誰かと、このように口づけをしたのは、まだ周囲に同性愛者だと露見する前が最後だ。四年は前の話だった。だから決して経験が無いというわけではなかったが、緊張と怯えの方が強い。
「槙永くん、口、開けて?」
青辻の言葉に、目を閉じたままで、逆にギュッと槙永は唇を引き結んだ。すると、青辻が槙永の下唇を舌でなぞりはじめる。そうされる内に、体がフワフワとしだした。
思わず目と唇を薄っすらと開けると、真正面にあった青辻の顔がより近づいてきて、迷いなく深々と槙永の唇を奪った。逃げようとする槙永の舌を、青辻は追い詰める。
歯列をなぞられ、濃厚なキスで舌をひきずりだされ、甘く噛まれた瞬間、槙永の背筋を甘い快楽が駆け抜けた。
「ん、ンふ」
しかし青辻は腰を引こうとした槙永を許さず、Tシャツの下に手を差し入れて、胸の突起を探り出し、敏感な乳頭を刺激しながら、角度を変えてキスを続ける。
「っ……ッ、ン……は」
漸く唇が離れた時、槙永はTシャツを開けられていた。
「勃ってる」
「!」
その言葉に、槙永は蒼褪めそうになった。これでは、同性愛に嫌悪が無い事はおろか――体が青辻を欲しているのだと、露見してしまう。
「ち、違うんです、これは……違……」
「何がどう違うんだ? 教えてくれ」
「違うんです、だ、だから……止め、止めてくれ」
「――俺が怖いか?」
「青辻さんは怖くない、でも……みんなが怖い」
快楽と恐怖の狭間で、思わず槙永は本音を口走った。すると、ピクリと青辻の動きが止まった。
「みんな?」
「変に……変に思われる……それが怖くて……だから……」
気づけば槙永は涙ぐんでいた。普段のどこか凛々しくさえある、内心とは乖離した無表情のかんばせが、今は紅潮し、どこか怯えた草食獣のようにさえ見える有り様だ。怯えたように震えるその姿を一瞥した青辻が、手を放して優しく槙永の髪を撫でる。
「変な事なんか無い。が――この世界に、偏見がないとも俺は言わない。ただな、槙永くん。俺は、酷い事はしないよ。大丈夫だから」
「……」
「泣かないでくれ。
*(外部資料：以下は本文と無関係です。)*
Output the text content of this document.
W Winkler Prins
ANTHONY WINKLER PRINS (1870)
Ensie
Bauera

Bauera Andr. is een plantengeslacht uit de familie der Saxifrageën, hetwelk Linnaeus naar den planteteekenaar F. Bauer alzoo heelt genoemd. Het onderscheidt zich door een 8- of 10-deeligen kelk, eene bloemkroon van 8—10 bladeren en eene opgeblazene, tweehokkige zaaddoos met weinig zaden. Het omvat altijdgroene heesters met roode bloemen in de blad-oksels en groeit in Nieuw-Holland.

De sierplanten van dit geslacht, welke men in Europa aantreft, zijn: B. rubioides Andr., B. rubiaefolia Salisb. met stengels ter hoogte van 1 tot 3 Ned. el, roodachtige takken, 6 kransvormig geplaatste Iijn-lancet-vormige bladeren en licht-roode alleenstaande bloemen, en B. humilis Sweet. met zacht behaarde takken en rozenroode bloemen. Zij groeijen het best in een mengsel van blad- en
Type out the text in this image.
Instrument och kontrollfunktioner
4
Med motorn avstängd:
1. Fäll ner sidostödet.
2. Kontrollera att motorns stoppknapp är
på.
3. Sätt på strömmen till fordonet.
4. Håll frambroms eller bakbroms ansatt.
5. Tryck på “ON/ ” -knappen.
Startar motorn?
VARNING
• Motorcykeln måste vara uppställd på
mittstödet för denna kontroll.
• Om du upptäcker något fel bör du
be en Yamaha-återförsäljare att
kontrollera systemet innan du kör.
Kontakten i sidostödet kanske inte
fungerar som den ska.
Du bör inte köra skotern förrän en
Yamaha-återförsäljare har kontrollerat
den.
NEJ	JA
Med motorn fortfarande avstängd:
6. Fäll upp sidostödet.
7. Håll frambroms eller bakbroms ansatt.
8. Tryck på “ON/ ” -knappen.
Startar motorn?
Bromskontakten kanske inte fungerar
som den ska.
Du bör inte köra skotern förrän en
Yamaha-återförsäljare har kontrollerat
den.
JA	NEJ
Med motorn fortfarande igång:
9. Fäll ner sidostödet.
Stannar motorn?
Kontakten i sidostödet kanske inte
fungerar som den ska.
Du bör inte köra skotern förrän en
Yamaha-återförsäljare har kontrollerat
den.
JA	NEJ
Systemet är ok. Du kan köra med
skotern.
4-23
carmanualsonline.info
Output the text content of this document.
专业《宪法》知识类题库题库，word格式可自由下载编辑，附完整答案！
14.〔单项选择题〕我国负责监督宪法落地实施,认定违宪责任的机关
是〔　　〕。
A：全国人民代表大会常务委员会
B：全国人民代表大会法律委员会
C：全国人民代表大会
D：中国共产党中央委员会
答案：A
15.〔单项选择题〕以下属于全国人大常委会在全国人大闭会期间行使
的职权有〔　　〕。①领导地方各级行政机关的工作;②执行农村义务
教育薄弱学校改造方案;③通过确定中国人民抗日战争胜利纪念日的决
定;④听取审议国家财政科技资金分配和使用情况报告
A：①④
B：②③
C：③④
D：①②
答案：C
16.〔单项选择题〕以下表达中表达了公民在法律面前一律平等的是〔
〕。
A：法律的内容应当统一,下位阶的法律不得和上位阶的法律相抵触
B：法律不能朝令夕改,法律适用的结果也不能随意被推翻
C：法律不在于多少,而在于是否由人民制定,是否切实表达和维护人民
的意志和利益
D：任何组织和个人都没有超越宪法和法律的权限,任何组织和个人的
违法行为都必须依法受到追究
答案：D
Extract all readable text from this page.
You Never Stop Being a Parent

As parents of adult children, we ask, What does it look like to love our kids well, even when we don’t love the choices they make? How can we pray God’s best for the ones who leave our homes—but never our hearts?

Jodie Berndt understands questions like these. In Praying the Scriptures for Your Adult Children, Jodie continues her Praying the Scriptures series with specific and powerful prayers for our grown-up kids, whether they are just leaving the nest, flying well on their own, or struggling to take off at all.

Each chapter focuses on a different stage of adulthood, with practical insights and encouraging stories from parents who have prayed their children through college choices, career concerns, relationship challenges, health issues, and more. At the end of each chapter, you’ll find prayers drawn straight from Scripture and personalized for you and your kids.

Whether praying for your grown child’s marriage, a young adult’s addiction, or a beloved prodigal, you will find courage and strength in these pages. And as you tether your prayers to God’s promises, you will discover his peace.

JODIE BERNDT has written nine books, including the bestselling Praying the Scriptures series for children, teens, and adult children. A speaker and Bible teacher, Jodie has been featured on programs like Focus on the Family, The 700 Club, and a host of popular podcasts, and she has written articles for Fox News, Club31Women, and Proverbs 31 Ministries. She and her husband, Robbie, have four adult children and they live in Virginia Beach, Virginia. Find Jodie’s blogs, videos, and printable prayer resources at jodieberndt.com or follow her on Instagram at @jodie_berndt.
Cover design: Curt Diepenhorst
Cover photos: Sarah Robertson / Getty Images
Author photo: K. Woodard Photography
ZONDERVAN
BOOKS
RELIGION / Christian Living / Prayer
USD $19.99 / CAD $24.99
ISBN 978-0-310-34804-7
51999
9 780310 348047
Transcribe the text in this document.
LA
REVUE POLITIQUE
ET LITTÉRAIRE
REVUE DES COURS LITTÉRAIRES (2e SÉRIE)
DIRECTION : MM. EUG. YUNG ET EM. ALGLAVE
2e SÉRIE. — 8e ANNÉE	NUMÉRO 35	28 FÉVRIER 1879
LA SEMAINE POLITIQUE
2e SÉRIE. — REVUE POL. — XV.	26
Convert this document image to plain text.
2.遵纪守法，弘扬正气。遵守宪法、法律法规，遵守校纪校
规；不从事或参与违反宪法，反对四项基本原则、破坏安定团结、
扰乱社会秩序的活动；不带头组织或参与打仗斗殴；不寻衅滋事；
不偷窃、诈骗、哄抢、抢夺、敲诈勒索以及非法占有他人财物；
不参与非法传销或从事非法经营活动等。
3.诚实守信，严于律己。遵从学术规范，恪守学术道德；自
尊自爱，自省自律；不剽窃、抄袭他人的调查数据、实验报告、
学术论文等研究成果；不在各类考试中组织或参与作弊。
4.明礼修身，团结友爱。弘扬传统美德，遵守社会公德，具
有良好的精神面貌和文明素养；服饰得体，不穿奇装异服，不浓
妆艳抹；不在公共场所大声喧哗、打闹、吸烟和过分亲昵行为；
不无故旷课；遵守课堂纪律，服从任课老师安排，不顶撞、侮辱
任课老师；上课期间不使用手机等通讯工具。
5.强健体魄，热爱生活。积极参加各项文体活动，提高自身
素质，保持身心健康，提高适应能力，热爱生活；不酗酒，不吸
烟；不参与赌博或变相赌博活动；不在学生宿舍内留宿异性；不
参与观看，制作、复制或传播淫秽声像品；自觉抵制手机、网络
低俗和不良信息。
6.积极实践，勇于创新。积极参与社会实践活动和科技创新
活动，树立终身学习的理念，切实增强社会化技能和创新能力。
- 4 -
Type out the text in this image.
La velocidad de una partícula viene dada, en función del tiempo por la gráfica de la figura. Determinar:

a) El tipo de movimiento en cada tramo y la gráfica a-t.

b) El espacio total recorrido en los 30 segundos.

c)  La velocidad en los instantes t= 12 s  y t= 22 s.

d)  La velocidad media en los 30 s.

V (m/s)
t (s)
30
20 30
そんな顔をさせたかったわけじゃないんだ。あー、俺はダメだな。気になる麗人と二人きりで、気を良くしていた」
微苦笑した青辻は、そう述べると槙永を抱き起し、正面から両腕を回す。
「男だから嫌なわけじゃなさそうだな」
「……っ、その……」
「何があった? 聞かせてくれないか?」
耳元で青辻に囁かれ、思わず槙永は目を閉じる。槙永の眦から零れた涙を、青辻が指先で拭う。その優しい温度に絆され、槙永は思わず過去を口にした。